Site icon URPS Médecins libéraux de Bretagne

[Courrier à l’ARS Bretagne de la FHP Bretagne et de l’URPS MLB] Déconfinement et reprise des activités dans les établissements de santé

 

[Courrier à l’ARS Bretagne]
Déconfinement et reprise des activités dans les établissements de santé



Agence Régionale de Santé de Bretagne
A l’attention de Monsieur Stéphane MULLIEZ


Rennes, le 24 avril 2020


Monsieur Le Directeur Général,

Avec les fédérations sanitaires, l’ARS Bretagne a commencé ce 22 avril 2020 à réfléchir sur la reprise des activités dans les établissements de santé. Ces premiers échanges prenaient pour base les recommandations du Ministère de la santé (Min Santé) du 16 avril intitulées « Lignes directrices relatives à l’adaptation de l’organisation de l’offre de soins hospitalière dans l’attente et en préparation des mesures de déconfinement ».

Dans ce cadre, la FHP Bretagne, en accord avec les praticiens pleinement engagés et exerçant dans ses 30 établissements, souhaite vous proposer un certain nombre d’orientations et de points de vigilance.
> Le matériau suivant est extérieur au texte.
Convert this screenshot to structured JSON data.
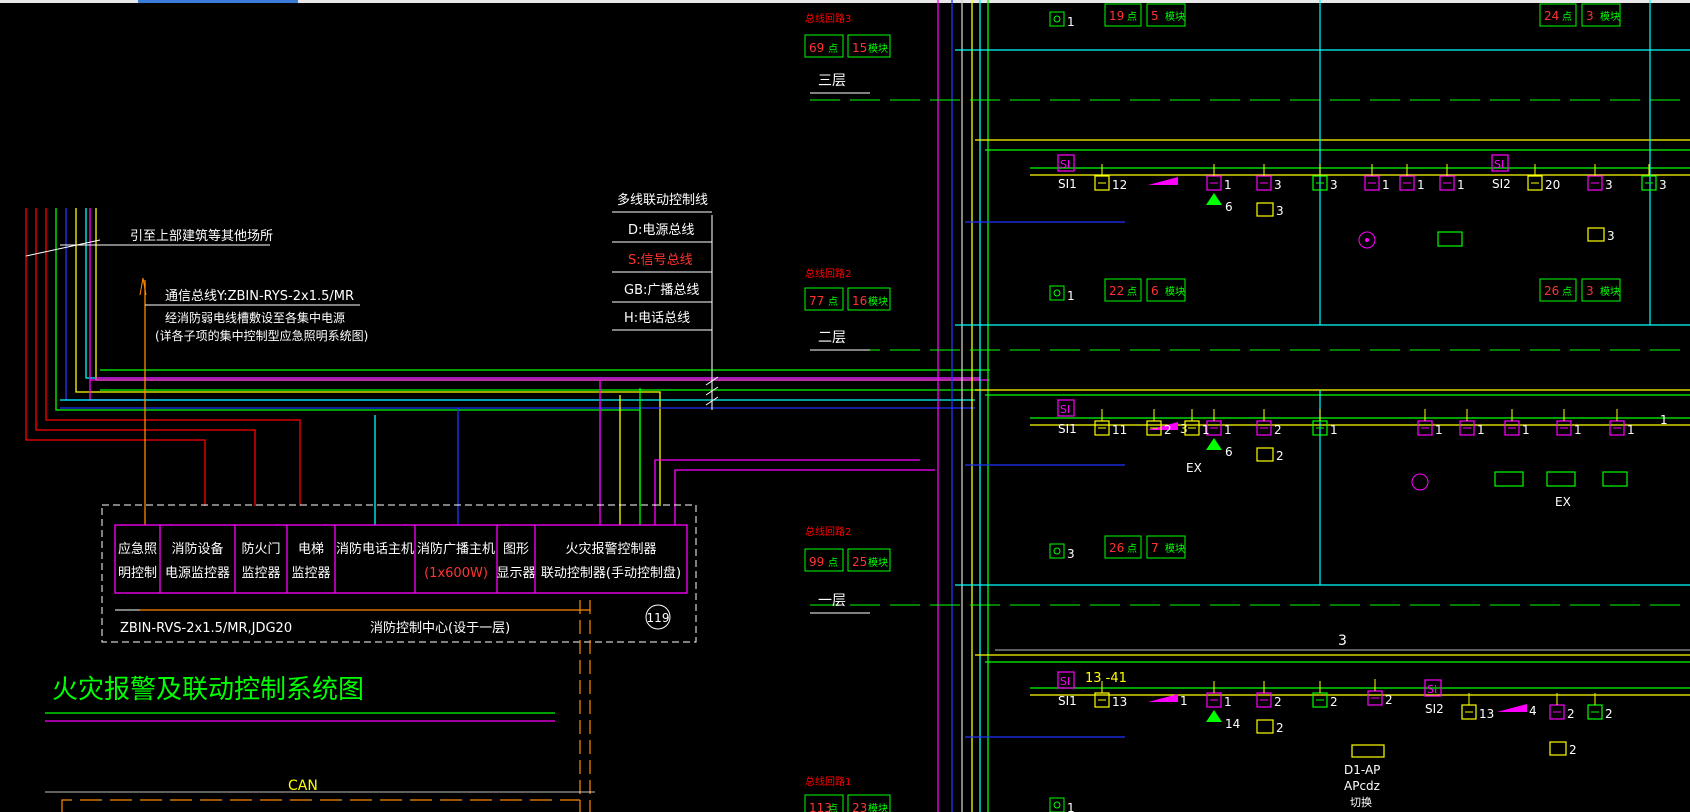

Autorisations de réanimation

La Bretagne est marquée par un déficit chronique en places de réanimation avec seulement 4,85 places pour 100 000 habitants alors que la moyenne nationale se situe à 7,60 places pour 100 000 habitants, soit un déficit de près de 40% de places. A titre de comparaison, le modèle allemand, qui semble avoir mieux résisté à la lutte contre le Coronavirus, dispose de plus de 34 places de réanimation pour 100 000 habitants.
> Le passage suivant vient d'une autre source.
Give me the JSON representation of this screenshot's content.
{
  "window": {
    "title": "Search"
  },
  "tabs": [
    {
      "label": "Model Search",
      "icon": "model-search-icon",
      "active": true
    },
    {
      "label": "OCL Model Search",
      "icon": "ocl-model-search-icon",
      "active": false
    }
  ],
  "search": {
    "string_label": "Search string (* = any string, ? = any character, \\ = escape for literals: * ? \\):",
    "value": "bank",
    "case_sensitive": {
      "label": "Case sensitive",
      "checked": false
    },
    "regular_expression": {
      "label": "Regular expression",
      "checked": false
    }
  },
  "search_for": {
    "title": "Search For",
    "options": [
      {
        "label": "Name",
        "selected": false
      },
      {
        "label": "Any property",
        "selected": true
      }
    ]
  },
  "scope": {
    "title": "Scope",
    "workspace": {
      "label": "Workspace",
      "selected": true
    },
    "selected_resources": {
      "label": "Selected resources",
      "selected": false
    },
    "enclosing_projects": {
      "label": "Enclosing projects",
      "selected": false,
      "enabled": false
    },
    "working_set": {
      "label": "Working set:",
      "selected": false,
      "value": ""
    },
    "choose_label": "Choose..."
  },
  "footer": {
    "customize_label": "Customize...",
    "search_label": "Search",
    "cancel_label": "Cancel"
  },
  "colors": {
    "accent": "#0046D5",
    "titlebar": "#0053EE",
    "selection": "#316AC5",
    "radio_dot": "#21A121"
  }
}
A la suite de l’objectif rappelé dimanche par Edouard PHILIPPE et Olivier VERAN de préserver les capacités de réanimation telles que mises en place suite à la crise Covid, nous demandons le maintien et la pérennisation des autorisations qui ont été données de façon temporaire par l’ARS Bretagne à l’Hôpital Privé Océane, l’Hôpital Privé des Côtes d’Armor, le Centre Hospitalier Privé Saint Grégoire et le Centre Hospitalier Privé de Brest.



Reprise d’activité

La FHP Bretagne demande que les conditions de la reprise soient de nature médicale. Il revient à chaque établissement de faire des propositions à l’ARS et de mettre en place l’organisation la plus appropriée pour prendre en charge les patients.
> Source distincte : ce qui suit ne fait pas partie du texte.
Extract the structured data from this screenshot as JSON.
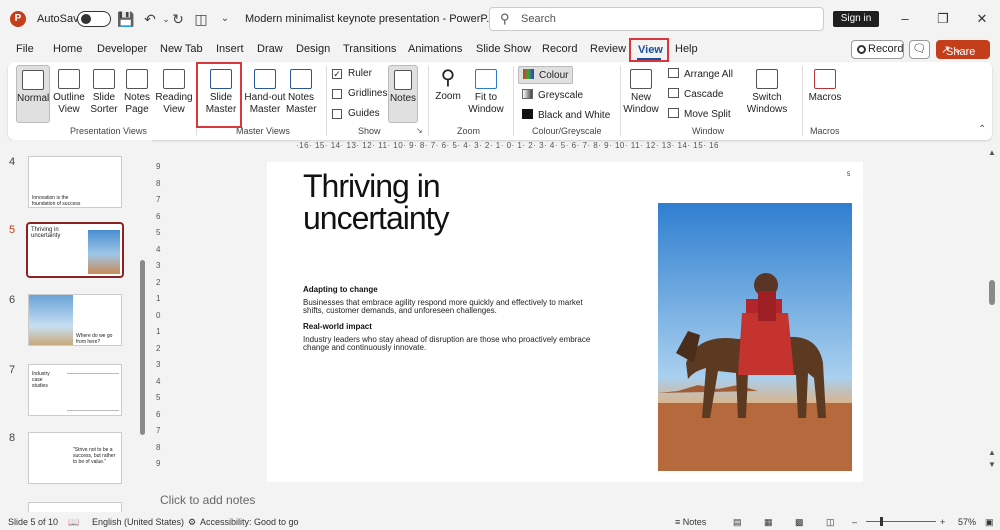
{
  "titlebar": {
    "autosave_label": "AutoSave",
    "doc_title": "Modern minimalist keynote presentation  -  PowerP...",
    "search_placeholder": "Search",
    "sign_in": "Sign in"
  },
  "menu": {
    "items": [
      "File",
      "Home",
      "Developer",
      "New Tab",
      "Insert",
      "Draw",
      "Design",
      "Transitions",
      "Animations",
      "Slide Show",
      "Record",
      "Review"
    ],
    "view": "View",
    "help": "Help",
    "record_button": "Record",
    "share_button": "Share"
  },
  "ribbon": {
    "presentation_views": {
      "label": "Presentation Views",
      "normal": "Normal",
      "outline_view": "Outline View",
      "slide_sorter": "Slide Sorter",
      "notes_page": "Notes Page",
      "reading_view": "Reading View"
    },
    "master_views": {
      "label": "Master Views",
      "slide_master": "Slide Master",
      "handout_master": "Hand-out Master",
      "notes_master": "Notes Master"
    },
    "show": {
      "label": "Show",
      "ruler": "Ruler",
      "gridlines": "Gridlines",
      "guides": "Guides",
      "notes": "Notes"
    },
    "zoom": {
      "label": "Zoom",
      "zoom": "Zoom",
      "fit_to_window": "Fit to Window"
    },
    "colour": {
      "label": "Colour/Greyscale",
      "colour": "Colour",
      "greyscale": "Greyscale",
      "black_and_white": "Black and White"
    },
    "window": {
      "label": "Window",
      "new_window": "New Window",
      "arrange_all": "Arrange All",
      "cascade": "Cascade",
      "move_split": "Move Split",
      "switch_windows": "Switch Windows"
    },
    "macros": {
      "label": "Macros",
      "macros": "Macros"
    }
  },
  "thumbnails": [
    {
      "num": "4",
      "text": "Innovation is the foundation of success"
    },
    {
      "num": "5",
      "text": "Thriving in uncertainty"
    },
    {
      "num": "6",
      "text": "Where do we go from here?"
    },
    {
      "num": "7",
      "text": "Industry case studies"
    },
    {
      "num": "8",
      "text": "\"Strive not to be a success, but rather to be of value.\""
    }
  ],
  "ruler": {
    "horizontal": "·16· 15· 14· 13· 12· 11· 10· 9· 8· 7· 6· 5· 4· 3· 2· 1· 0· 1· 2· 3· 4· 5· 6· 7· 8· 9· 10· 11· 12· 13· 14· 15· 16",
    "vertical": [
      "9",
      "8",
      "7",
      "6",
      "5",
      "4",
      "3",
      "2",
      "1",
      "0",
      "1",
      "2",
      "3",
      "4",
      "5",
      "6",
      "7",
      "8",
      "9"
    ]
  },
  "slide": {
    "title_line1": "Thriving in",
    "title_line2": "uncertainty",
    "number": "5",
    "heading1": "Adapting to change",
    "body1": "Businesses that embrace agility respond more quickly and effectively to market shifts, customer demands, and unforeseen challenges.",
    "heading2": "Real-world impact",
    "body2": "Industry leaders who stay ahead of disruption are those who proactively embrace change and continuously innovate."
  },
  "notes_placeholder": "Click to add notes",
  "status": {
    "slide_of": "Slide 5 of 10",
    "language": "English (United States)",
    "accessibility": "Accessibility: Good to go",
    "notes": "Notes",
    "zoom_level": "57%"
  }
}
Concernant la reprise d’activité pour les patients « non Covid », chacun s’accorde à alerter sur les conséquences sanitaires d’une absence de soins sur une période trop longue. Aussi, en sus de la doctrine actuelle sur les soins urgents ou avec perte de chance, nous préconisons de :


– remettre en place des consultations dès à présent pour réengager les patients à recourir aux soins et assurer les suivis indispensables interrompus mi-mars pour minimiser ainsi la perte de chance potentielle en rapport avec le confinement,


– pour ces consultations prioritaires ou les consultations post opératoires, les décisions de soins et d’interventions sont des décisions médicales. Elles doivent être tracées dans le dossier du patient avec une méthode de concertation entre médecins (concertation pluridisciplinaire, CME ou cellule d’éthique selon une organisation à définir par chaque établissement),


– la priorisation des capacités de prise en charge au bénéfice de certains patients et pathologies doit s’appuyer sur les recommandations des sociétés savantes, quand elles existent ; elle pourra aussi s’appuyer sur des consensus entre professionnels, par le biais par exemple de RCP de programmation dans le domaine chirurgical comme dans le domaine médical. Cette méthode permettra d’assurer les soins sans perte de chance pour le patient en laissant les médecins prendre les décisions qui sont par nature individuelles. Il ne peut y avoir de logique de liste d’actes, mais une démarche de prise de décision médicale tracée dans le dossier. Les praticiens doivent être informés et disposer de critères liés à l’intervention ou à la prise en charge recommandés par les sociétés savantes. Chaque direction d’établissement doit veiller à impliquer sa CME dans cette méthodologie de reprise d’activité,


– reprogrammer les actes ambulatoires sous anesthésie locale ou locorégionale ne présentant pas de risque d’utilisation des capacités de réanimation et des molécules en tension, dès lors que le ratio risque / bénéfice est favorable au patient, dument informé sur le sujet,


– reprendre les activités d’hospitalisation de jour et d’hospitalisation complète en SSR et en Psy et pérenniser les pratiques positives développées pendant la période de confinement, comme la télésanté.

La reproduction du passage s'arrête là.